Per quanto concerne i fatti preciso che:
nel ‘75 o ’76 conobbi il Gelli su richiesta che rivolsi ad un mio ex funzionario notoriamente affiliato alla Loggia e precisamente il dottor Giovanni Fanelli;
di tale iniziativa non informai nessuno per la semplice ragione che – secondo le regole – potevo e dovevo prendere contatto con chiunque potesse essermi utile, sotto la mia responsabilità;
in tutto questo arco di tempo ho visto il GelIi cinque o sei volte. Qualche volta nel suo appartamento all’Hotel Excelsior, e qualche volta nel ristorante di detto albergo e, quindi, nel modo più palese essendo io colà conosciutissimo da 30 anni. L’ultima volta, nell’autunno del ’79, lo vidi nel mio stesso ufficio, previo regolare “passi” in portineria, quando mi venne a mostrare lettere minatorie a lui indirizzate da presunte Brigate Rosse, che io gli consigliai di consegnare alla Questura;
nel corso del nostro rapporto il Gelli non mi chiese mai nulla che avesse attinenza con il mio ufficio e le mie funzioni ne io chiesi nulla a lui (a parte che nulla avrei avuto da chiedergli, malgrado le sue influentissime amicizie, per il semplice fatto che lo conobbi quando già da qualche anno occupavo il mio attuale posto e che è fin troppo noto che non aspiro a cambiamento o progressioni);
non ho avviato pratiche di affiliazione alla P2 anche se, ad un certo momento, il Gelli mi disse di considerarmi affiliato “bocca a orecchio” senza che io, ad onor del vero, lo dissuadessi da tale convinzione. E non gli ha mai versato una lira (né un centesimo), né ho mai ricevuto tessere di affiliazione. A parte il fatto che, altrettanto ad onor del vero non avrei avuto difficoltà ad impegnarmi in modo anche più determinante tenuto conto delle finalità che mi avevano portato ad accostarmi a lui e che, qui di seguito, vengo a rappresentare.

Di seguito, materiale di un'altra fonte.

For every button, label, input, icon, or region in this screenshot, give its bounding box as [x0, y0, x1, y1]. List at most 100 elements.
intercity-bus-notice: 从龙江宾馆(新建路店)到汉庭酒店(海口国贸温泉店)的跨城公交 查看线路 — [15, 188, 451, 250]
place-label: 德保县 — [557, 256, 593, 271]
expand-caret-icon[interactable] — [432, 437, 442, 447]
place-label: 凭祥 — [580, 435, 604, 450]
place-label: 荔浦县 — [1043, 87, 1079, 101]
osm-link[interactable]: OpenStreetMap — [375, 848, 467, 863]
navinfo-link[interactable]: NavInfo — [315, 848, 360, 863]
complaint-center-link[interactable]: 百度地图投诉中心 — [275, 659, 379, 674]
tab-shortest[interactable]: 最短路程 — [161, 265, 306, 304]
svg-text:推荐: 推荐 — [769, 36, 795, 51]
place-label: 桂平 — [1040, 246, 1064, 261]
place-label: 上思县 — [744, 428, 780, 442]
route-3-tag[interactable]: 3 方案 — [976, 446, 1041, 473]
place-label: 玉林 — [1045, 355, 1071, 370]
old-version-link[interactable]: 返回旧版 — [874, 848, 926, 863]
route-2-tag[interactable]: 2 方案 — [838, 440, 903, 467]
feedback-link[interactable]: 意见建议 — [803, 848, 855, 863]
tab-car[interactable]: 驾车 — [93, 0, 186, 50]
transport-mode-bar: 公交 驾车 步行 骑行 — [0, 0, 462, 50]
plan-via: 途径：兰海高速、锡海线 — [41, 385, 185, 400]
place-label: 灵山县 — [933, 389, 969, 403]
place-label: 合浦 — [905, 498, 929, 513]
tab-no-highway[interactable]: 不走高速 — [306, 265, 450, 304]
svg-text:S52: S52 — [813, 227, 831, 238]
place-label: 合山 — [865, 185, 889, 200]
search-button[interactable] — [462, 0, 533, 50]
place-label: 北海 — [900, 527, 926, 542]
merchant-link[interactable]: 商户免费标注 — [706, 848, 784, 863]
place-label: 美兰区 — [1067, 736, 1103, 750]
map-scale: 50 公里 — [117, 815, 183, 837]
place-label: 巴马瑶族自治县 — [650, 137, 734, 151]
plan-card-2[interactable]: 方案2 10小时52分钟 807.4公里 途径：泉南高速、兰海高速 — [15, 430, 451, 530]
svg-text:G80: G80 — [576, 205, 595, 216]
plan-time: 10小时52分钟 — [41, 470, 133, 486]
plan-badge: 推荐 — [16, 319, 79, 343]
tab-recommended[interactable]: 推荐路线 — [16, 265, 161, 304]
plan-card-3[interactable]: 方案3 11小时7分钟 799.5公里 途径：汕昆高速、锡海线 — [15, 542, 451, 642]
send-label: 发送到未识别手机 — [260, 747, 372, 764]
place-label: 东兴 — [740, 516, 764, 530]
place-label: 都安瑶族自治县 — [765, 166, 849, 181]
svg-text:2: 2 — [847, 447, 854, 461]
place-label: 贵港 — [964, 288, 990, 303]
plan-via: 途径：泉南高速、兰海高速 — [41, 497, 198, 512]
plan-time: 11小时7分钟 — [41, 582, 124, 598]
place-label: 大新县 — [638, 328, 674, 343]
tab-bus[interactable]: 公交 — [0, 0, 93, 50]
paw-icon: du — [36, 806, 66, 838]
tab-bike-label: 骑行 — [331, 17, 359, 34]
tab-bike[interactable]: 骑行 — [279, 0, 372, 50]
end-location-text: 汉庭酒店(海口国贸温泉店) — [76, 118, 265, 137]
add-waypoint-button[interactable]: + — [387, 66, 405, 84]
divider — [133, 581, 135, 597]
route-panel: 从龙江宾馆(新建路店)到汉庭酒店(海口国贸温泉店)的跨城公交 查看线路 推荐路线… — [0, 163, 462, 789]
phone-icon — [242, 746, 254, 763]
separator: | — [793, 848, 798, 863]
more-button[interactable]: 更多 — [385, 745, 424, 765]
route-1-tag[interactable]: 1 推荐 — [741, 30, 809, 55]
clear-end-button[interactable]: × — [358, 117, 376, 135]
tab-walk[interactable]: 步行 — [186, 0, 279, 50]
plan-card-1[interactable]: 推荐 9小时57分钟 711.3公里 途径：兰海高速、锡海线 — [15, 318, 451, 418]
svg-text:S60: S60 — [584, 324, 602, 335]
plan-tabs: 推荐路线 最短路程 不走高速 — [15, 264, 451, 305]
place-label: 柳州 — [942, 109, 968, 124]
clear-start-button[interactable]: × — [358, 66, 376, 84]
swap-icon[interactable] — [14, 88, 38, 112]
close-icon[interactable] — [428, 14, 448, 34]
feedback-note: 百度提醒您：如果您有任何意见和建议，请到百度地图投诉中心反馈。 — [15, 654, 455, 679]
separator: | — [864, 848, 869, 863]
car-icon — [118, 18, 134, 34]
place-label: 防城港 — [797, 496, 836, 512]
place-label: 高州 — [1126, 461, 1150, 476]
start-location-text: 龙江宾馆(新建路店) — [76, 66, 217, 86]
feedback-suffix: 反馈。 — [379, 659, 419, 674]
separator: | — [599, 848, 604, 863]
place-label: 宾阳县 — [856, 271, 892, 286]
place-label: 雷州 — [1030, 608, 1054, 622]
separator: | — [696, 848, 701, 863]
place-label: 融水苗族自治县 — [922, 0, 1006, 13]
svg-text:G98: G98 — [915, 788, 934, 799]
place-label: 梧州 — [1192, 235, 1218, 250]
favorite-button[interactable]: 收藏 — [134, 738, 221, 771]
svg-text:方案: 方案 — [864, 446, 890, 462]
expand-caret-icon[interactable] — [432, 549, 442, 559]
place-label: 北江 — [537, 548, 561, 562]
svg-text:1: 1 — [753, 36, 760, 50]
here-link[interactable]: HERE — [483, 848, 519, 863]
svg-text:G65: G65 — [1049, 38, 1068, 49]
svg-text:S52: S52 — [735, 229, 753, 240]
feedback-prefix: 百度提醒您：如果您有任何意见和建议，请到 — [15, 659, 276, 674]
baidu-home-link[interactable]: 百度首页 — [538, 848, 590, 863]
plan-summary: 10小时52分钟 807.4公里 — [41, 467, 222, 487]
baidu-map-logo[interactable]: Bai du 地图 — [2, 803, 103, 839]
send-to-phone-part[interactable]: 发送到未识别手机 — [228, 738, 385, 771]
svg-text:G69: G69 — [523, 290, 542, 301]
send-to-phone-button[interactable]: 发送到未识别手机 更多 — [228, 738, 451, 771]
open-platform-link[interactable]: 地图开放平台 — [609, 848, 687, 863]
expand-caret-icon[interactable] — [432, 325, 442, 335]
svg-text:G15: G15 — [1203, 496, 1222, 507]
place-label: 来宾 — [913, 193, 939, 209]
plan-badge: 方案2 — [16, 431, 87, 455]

Negli anni ‘74 e seguenti si ebbe a sviluppare una virulenta campagna contro il sottoscritto e ciò che è più importante – contro la polizia e il Ministro dell’Interno con gravi accuse di debolezza, manchevolezze o addirittura complicità con i terrorismo nazionale ed internazionale (ad esempio, attentato a Fiumicino). Tale campagna – sulla quale esiste ampia documentazione – ebbe inizio clamoroso con una intervista giornalistica rilasciata da un alto magistrato e si sviluppò successivamente sotto l’istigazione di organismi militari concorrenti con quelli del Ministero dell’Interno. Mi risultava che molte di queste persone erano collegate con il Gelli (non sto qui a farne i nomi non avendo in questa sede il ruolo di accusatore). l miei primari scopi, accostando il Gelli furono, dunque, quello di conoscere i motivi di tale aggressione e quello di tentare di ridurne la portata facendo comprendere che un tale comportamento, oltre che ingiusto e malvagio, era anche deleterio per le istituzioni. Debbo dire che, sia pure parzialmente ma in modo notevole, tali finalità furono raggiunte.

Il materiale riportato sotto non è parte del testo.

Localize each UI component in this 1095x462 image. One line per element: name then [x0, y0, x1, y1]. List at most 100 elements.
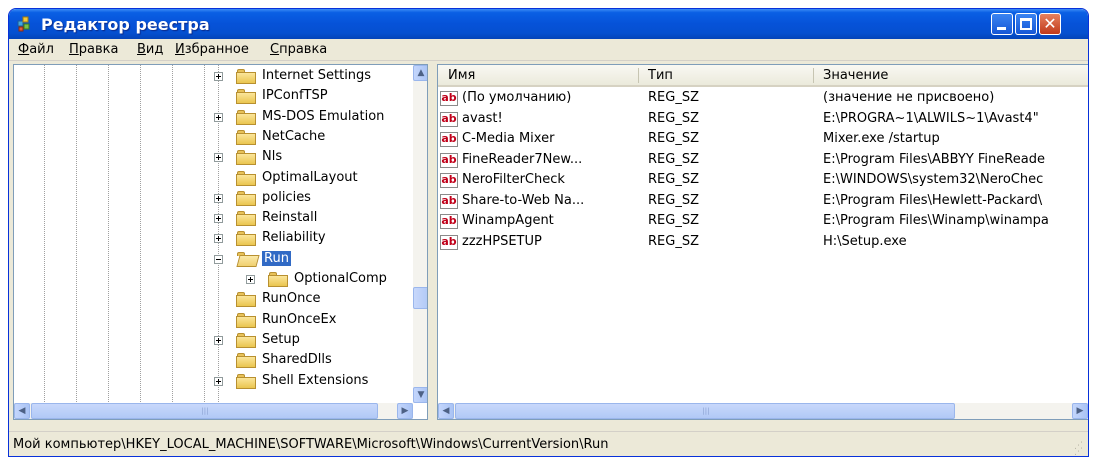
column-separator[interactable]	[638, 68, 639, 83]
tree-item[interactable]: Nls	[14, 148, 412, 168]
menu-favorites[interactable]: Избранное	[175, 42, 249, 57]
expand-icon[interactable]	[214, 234, 223, 244]
expand-icon[interactable]	[214, 335, 223, 345]
cell-type: REG_SZ	[648, 90, 699, 105]
tree-item[interactable]: Run	[14, 250, 412, 270]
chevron-down-icon: ▼	[417, 390, 425, 400]
minimize-button[interactable]	[991, 13, 1013, 35]
cell-value: E:\Program Files\Hewlett-Packard\	[823, 192, 1043, 208]
tree-horizontal-scroll-thumb[interactable]: |||	[31, 403, 378, 419]
folder-icon	[236, 129, 256, 145]
close-icon: ✕	[1043, 14, 1057, 33]
column-header-name[interactable]: Имя	[448, 68, 475, 83]
tree-item-label: Nls	[262, 149, 283, 165]
tree-item[interactable]: OptionalComp	[14, 270, 412, 290]
menu-help[interactable]: Справка	[270, 42, 327, 57]
tree-vertical-scroll-thumb[interactable]	[413, 287, 427, 309]
list-row[interactable]: ab C-Media Mixer REG_SZ Mixer.exe /startup	[438, 130, 1088, 150]
tree-horizontal-scrollbar[interactable]: ◀ ||| ▶	[14, 403, 413, 419]
scroll-grip-icon: |||	[201, 407, 209, 415]
column-separator[interactable]	[813, 68, 814, 83]
minimize-icon	[997, 27, 1006, 30]
tree-item-label: RunOnce	[262, 291, 321, 307]
column-header-type[interactable]: Тип	[648, 68, 673, 83]
folder-icon	[236, 353, 256, 369]
tree-item[interactable]: Setup	[14, 331, 412, 351]
tree-item[interactable]: SharedDlls	[14, 351, 412, 371]
tree-item[interactable]: MS-DOS Emulation	[14, 108, 412, 128]
expand-icon[interactable]	[214, 214, 223, 224]
tree-item[interactable]: Shell Extensions	[14, 372, 412, 392]
folder-icon	[268, 272, 288, 287]
status-path: Мой компьютер\HKEY_LOCAL_MACHINE\SOFTWAR…	[13, 437, 609, 452]
scroll-left-button[interactable]: ◀	[438, 403, 454, 419]
expand-icon[interactable]	[214, 72, 223, 81]
tree-item[interactable]: IPConfTSP	[14, 87, 412, 107]
expand-icon[interactable]	[214, 376, 223, 386]
list-horizontal-scroll-thumb[interactable]: |||	[455, 403, 955, 419]
scroll-right-button[interactable]: ▶	[1072, 403, 1088, 419]
scroll-up-button[interactable]: ▲	[413, 65, 427, 81]
window-title: Редактор реестра	[41, 15, 210, 34]
expand-icon[interactable]	[214, 112, 223, 122]
tree-item[interactable]: Reinstall	[14, 209, 412, 229]
expand-icon[interactable]	[214, 193, 223, 203]
tree-item-label: Run	[262, 250, 291, 266]
folder-icon	[236, 292, 256, 308]
folder-icon	[236, 190, 256, 206]
menu-edit[interactable]: Правка	[69, 42, 118, 57]
tree-vertical-scrollbar[interactable]: ▲ ▼	[413, 65, 427, 403]
tree-item-label: MS-DOS Emulation	[262, 108, 385, 124]
list-row[interactable]: ab NeroFilterCheck REG_SZ E:\WINDOWS\system…	[438, 171, 1088, 191]
tree-item[interactable]: policies	[14, 189, 412, 209]
list-row[interactable]: ab FineReader7New... REG_SZ E:\Program File…	[438, 151, 1088, 171]
cell-name: NeroFilterCheck	[462, 172, 565, 187]
values-list[interactable]: Имя Тип Значение ab (По умолчанию) REG_SZ (…	[437, 64, 1088, 420]
cell-type: REG_SZ	[648, 192, 699, 208]
string-value-icon: ab	[440, 111, 458, 127]
string-value-icon: ab	[440, 193, 458, 209]
list-row[interactable]: ab (По умолчанию) REG_SZ (значение не присв…	[438, 89, 1088, 109]
list-row[interactable]: ab WinampAgent REG_SZ E:\Program Files\Wina…	[438, 212, 1088, 232]
expand-icon[interactable]	[246, 275, 255, 284]
cell-value: E:\Program Files\ABBYY FineReade	[823, 151, 1045, 167]
collapse-icon[interactable]	[214, 254, 223, 264]
title-bar[interactable]: Редактор реестра ✕	[9, 9, 1088, 39]
scroll-down-button[interactable]: ▼	[413, 387, 427, 403]
string-value-icon: ab	[440, 91, 458, 106]
cell-value: Mixer.exe /startup	[823, 131, 940, 146]
column-header-value[interactable]: Значение	[823, 68, 888, 83]
list-row[interactable]: ab Share-to-Web Na... REG_SZ E:\Program Fil…	[438, 192, 1088, 212]
tree-item[interactable]: Reliability	[14, 229, 412, 249]
tree-item[interactable]: Internet Settings	[14, 67, 412, 87]
cell-type: REG_SZ	[648, 233, 699, 249]
cell-type: REG_SZ	[648, 172, 699, 187]
list-row[interactable]: ab avast! REG_SZ E:\PROGRA~1\ALWILS~1\Avast…	[438, 110, 1088, 130]
cell-value: E:\PROGRA~1\ALWILS~1\Avast4"	[823, 110, 1039, 126]
tree-item-label: RunOnceEx	[262, 311, 337, 327]
folder-icon	[236, 231, 256, 247]
tree-item-label: NetCache	[262, 128, 326, 144]
menu-file[interactable]: Файл	[18, 42, 54, 57]
tree-item[interactable]: OptimalLayout	[14, 169, 412, 189]
tree-item[interactable]: RunOnce	[14, 290, 412, 310]
expand-icon[interactable]	[214, 153, 223, 163]
key-tree[interactable]: Internet Settings IPConfTSP MS-DOS Emulati…	[13, 64, 428, 420]
folder-icon	[236, 89, 256, 105]
close-button[interactable]: ✕	[1039, 13, 1061, 35]
maximize-icon	[1020, 18, 1032, 30]
tree-item[interactable]: NetCache	[14, 128, 412, 148]
folder-icon	[236, 312, 256, 328]
menu-view[interactable]: Вид	[137, 42, 163, 57]
tree-item[interactable]: RunOnceEx	[14, 311, 412, 331]
cell-name: WinampAgent	[462, 213, 554, 228]
list-horizontal-scrollbar[interactable]: ◀ ||| ▶	[438, 403, 1088, 419]
resize-grip-icon[interactable]: ⋰ ⋰	[1074, 442, 1086, 457]
list-row[interactable]: ab zzzHPSETUP REG_SZ H:\Setup.exe	[438, 233, 1088, 253]
scroll-left-button[interactable]: ◀	[14, 403, 30, 419]
scroll-right-button[interactable]: ▶	[397, 403, 413, 419]
cell-value: (значение не присвоено)	[823, 90, 995, 105]
maximize-button[interactable]	[1015, 13, 1037, 35]
registry-editor-window: Редактор реестра ✕ Файл Правка Вид Избра…	[8, 8, 1089, 457]
chevron-up-icon: ▲	[417, 68, 425, 78]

Dopo di che, essendo sorti i suddetti rapporti fra me e il Gelli, non restava che continuarli sia pure nel modo saltuario che ho detto (un paio d’incontri l’anno) e sia pure attribuendo alla cosa un interesse non primario, dovendo seguire avvenimenti e situazioni che nel momento apparivano di ben altra gravità e serietà. E’ evidente che, potendomi basare solo sui miei mezzi personali di osservazione e non disponendo di poteri inquisitori o di strumenti investigativi, sono riuscito a cogliere della vicenda solo gli aspetti più appariscenti.

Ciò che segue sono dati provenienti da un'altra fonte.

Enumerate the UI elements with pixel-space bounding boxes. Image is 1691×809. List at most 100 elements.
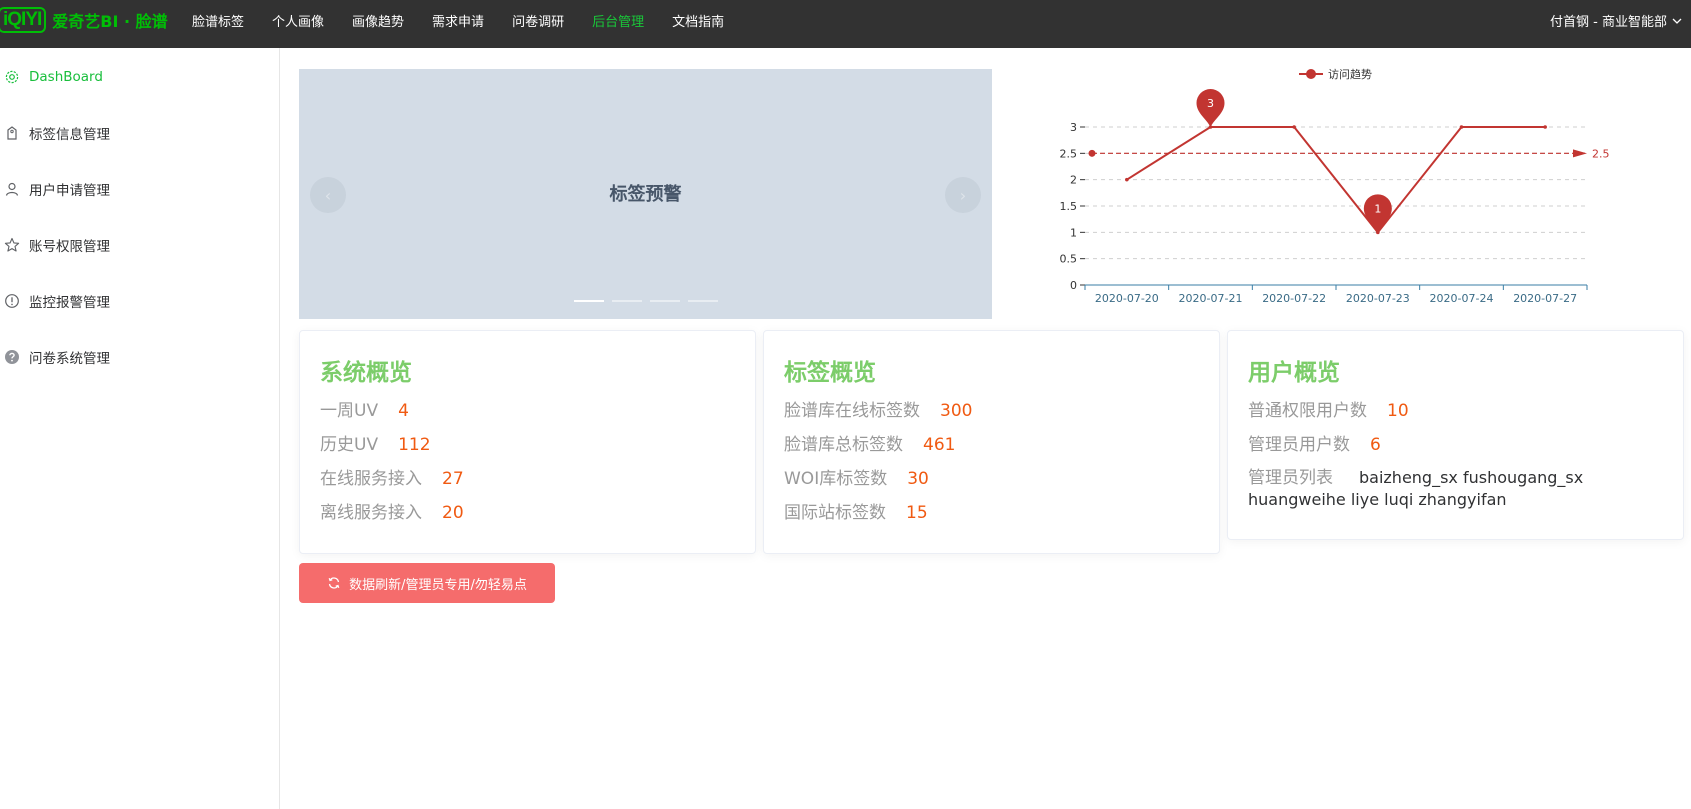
data-point bbox=[1125, 177, 1129, 182]
nav-item-admin[interactable]: 后台管理 bbox=[592, 11, 644, 30]
sidebar-item-user-requests[interactable]: 用户申请管理 bbox=[0, 174, 110, 204]
stat-label: 一周UV bbox=[320, 401, 379, 421]
stat-label: 在线服务接入 bbox=[320, 469, 422, 489]
stat-row: 管理员用户数 6 bbox=[1248, 433, 1663, 467]
top-navbar: iQIYI 爱奇艺BI · 脸谱 脸谱标签 个人画像 画像趋势 需求申请 问卷调… bbox=[0, 0, 1691, 48]
sidebar-item-monitoring-alerts[interactable]: 监控报警管理 bbox=[0, 286, 110, 316]
nav-item-profile-trends[interactable]: 画像趋势 bbox=[352, 11, 404, 30]
star-icon bbox=[2, 235, 22, 255]
stat-label: 国际站标签数 bbox=[784, 503, 886, 523]
stat-label: 历史UV bbox=[320, 435, 379, 455]
stat-value: 20 bbox=[442, 503, 464, 523]
refresh-icon bbox=[328, 577, 340, 589]
carousel-slide-title: 标签预警 bbox=[609, 184, 682, 205]
stat-row: 一周UV 4 bbox=[320, 399, 735, 433]
stat-value: 112 bbox=[398, 435, 431, 455]
x-tick-label: 2020-07-27 bbox=[1513, 292, 1577, 305]
mark-point-label: 3 bbox=[1207, 97, 1214, 110]
x-tick-label: 2020-07-21 bbox=[1179, 292, 1243, 305]
mark-line-arrow bbox=[1573, 149, 1587, 158]
chevron-down-icon bbox=[1672, 18, 1682, 24]
tag-alert-carousel[interactable]: 标签预警 ‹ › bbox=[299, 69, 992, 319]
stat-row: WOI库标签数 30 bbox=[784, 467, 1199, 501]
visit-trend-chart: 访问趋势 0 0.5 1 1.5 2 2.5 3 2020-07-20 2020-07-21 20… bbox=[1060, 68, 1610, 305]
sidebar-item-label: 账号权限管理 bbox=[29, 239, 110, 255]
nav-item-personal-profile[interactable]: 个人画像 bbox=[272, 11, 324, 30]
legend-marker bbox=[1306, 69, 1316, 79]
mark-line-label: 2.5 bbox=[1592, 147, 1610, 160]
stat-label: 脸谱库总标签数 bbox=[784, 435, 903, 455]
card-title: 用户概览 bbox=[1248, 360, 1340, 386]
legend-label: 访问趋势 bbox=[1328, 68, 1372, 81]
admin-list: 管理员列表 baizheng_sx fushougang_sx huangweih… bbox=[1248, 467, 1663, 511]
user-menu-label: 付首钢 - 商业智能部 bbox=[1550, 15, 1667, 30]
chevron-right-icon: › bbox=[959, 185, 967, 205]
sidebar-item-survey-system[interactable]: 问卷系统管理 bbox=[0, 342, 110, 372]
nav-item-requests[interactable]: 需求申请 bbox=[432, 11, 484, 30]
admin-list-label: 管理员列表 bbox=[1248, 468, 1333, 488]
user-overview-card: 用户概览 普通权限用户数 10 管理员用户数 6 管理员列表 baizheng_sx … bbox=[1227, 330, 1684, 540]
sidebar-item-tag-info[interactable]: 标签信息管理 bbox=[0, 118, 110, 148]
x-tick-label: 2020-07-22 bbox=[1262, 292, 1326, 305]
carousel-indicator[interactable] bbox=[649, 300, 680, 302]
brand[interactable]: iQIYI 爱奇艺BI · 脸谱 bbox=[0, 5, 168, 35]
chevron-left-icon: ‹ bbox=[324, 185, 332, 205]
stat-value: 15 bbox=[906, 503, 928, 523]
stat-row: 离线服务接入 20 bbox=[320, 501, 735, 535]
brand-name: 爱奇艺BI · 脸谱 bbox=[52, 12, 168, 31]
stat-label: 普通权限用户数 bbox=[1248, 401, 1367, 421]
stat-row: 国际站标签数 15 bbox=[784, 501, 1199, 535]
carousel-indicators bbox=[299, 300, 992, 302]
stat-value: 10 bbox=[1387, 401, 1409, 421]
sidebar-item-label: DashBoard bbox=[29, 69, 103, 85]
x-tick-label: 2020-07-20 bbox=[1095, 292, 1159, 305]
warning-icon bbox=[2, 291, 22, 311]
y-tick-label: 1.5 bbox=[1060, 200, 1078, 213]
y-tick-label: 2 bbox=[1070, 174, 1077, 187]
refresh-data-button[interactable]: 数据刷新/管理员专用/勿轻易点 bbox=[299, 563, 555, 603]
nav-item-docs[interactable]: 文档指南 bbox=[672, 11, 724, 30]
stat-row: 脸谱库总标签数 461 bbox=[784, 433, 1199, 467]
user-icon bbox=[2, 179, 22, 199]
stat-label: 管理员用户数 bbox=[1248, 435, 1350, 455]
y-tick-label: 2.5 bbox=[1060, 147, 1078, 160]
tag-overview-card: 标签概览 脸谱库在线标签数 300 脸谱库总标签数 461 WOI库标签数 30 国际… bbox=[763, 330, 1220, 554]
y-tick-label: 0.5 bbox=[1060, 253, 1078, 266]
x-tick-label: 2020-07-24 bbox=[1430, 292, 1494, 305]
stat-value: 27 bbox=[442, 469, 464, 489]
stat-value: 6 bbox=[1370, 435, 1381, 455]
nav-item-surveys[interactable]: 问卷调研 bbox=[512, 11, 564, 30]
data-point bbox=[1543, 125, 1547, 129]
data-point bbox=[1292, 125, 1296, 129]
tag-icon bbox=[2, 123, 22, 143]
carousel-prev-button[interactable]: ‹ bbox=[310, 177, 346, 213]
mark-point-label: 1 bbox=[1374, 202, 1381, 215]
card-title: 标签概览 bbox=[784, 360, 876, 386]
stat-row: 历史UV 112 bbox=[320, 433, 735, 467]
iqiyi-logo: iQIYI bbox=[0, 7, 47, 33]
sidebar-item-dashboard[interactable]: DashBoard bbox=[0, 62, 103, 92]
x-tick-label: 2020-07-23 bbox=[1346, 292, 1410, 305]
carousel-indicator[interactable] bbox=[687, 300, 718, 302]
carousel-indicator[interactable] bbox=[611, 300, 642, 302]
refresh-button-label: 数据刷新/管理员专用/勿轻易点 bbox=[349, 577, 527, 593]
sidebar-item-label: 问卷系统管理 bbox=[29, 351, 110, 367]
y-tick-label: 3 bbox=[1070, 121, 1077, 134]
user-menu[interactable]: 付首钢 - 商业智能部 bbox=[1550, 11, 1683, 30]
system-overview-card: 系统概览 一周UV 4 历史UV 112 在线服务接入 27 离线服务接入 20 bbox=[299, 330, 756, 554]
stat-row: 普通权限用户数 10 bbox=[1248, 399, 1663, 433]
carousel-indicator[interactable] bbox=[573, 300, 604, 302]
sidebar-item-account-permissions[interactable]: 账号权限管理 bbox=[0, 230, 110, 260]
stat-row: 在线服务接入 27 bbox=[320, 467, 735, 501]
question-icon bbox=[2, 347, 22, 367]
stat-value: 300 bbox=[940, 401, 973, 421]
main-nav: 脸谱标签 个人画像 画像趋势 需求申请 问卷调研 后台管理 文档指南 bbox=[192, 0, 752, 40]
stat-label: 脸谱库在线标签数 bbox=[784, 401, 920, 421]
sidebar-item-label: 标签信息管理 bbox=[29, 127, 110, 143]
stat-row: 脸谱库在线标签数 300 bbox=[784, 399, 1199, 433]
stat-label: 离线服务接入 bbox=[320, 503, 422, 523]
card-title: 系统概览 bbox=[320, 360, 412, 386]
sidebar-item-label: 用户申请管理 bbox=[29, 183, 110, 199]
carousel-next-button[interactable]: › bbox=[945, 177, 981, 213]
nav-item-face-tags[interactable]: 脸谱标签 bbox=[192, 11, 244, 30]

Tuttavia ho potuto seguire il singolare fenomeno della crescente influenza di Gelli, fenomeno che, peraltro, era facilmente rilevabile e non soltanto attraverso le affiliazioni vere o presunte ma anche e soprattutto attraverso le frequentazioni e i contatti che egli aveva ai più alti livelli del potere.
E sta di fatto che quanto io sono venuto a conoscenza su Gelli e la sua P2 non ho mai tenuto nascosto (come avrebbe fatto – si noti bene – un qualsiasi fedele affilialo della Massoneria) ma l’ho comunicato a chi di dovere sia di mia iniziativa sia su specifica richiesta (appunto nell’espletamento fedele delle mie funzioni).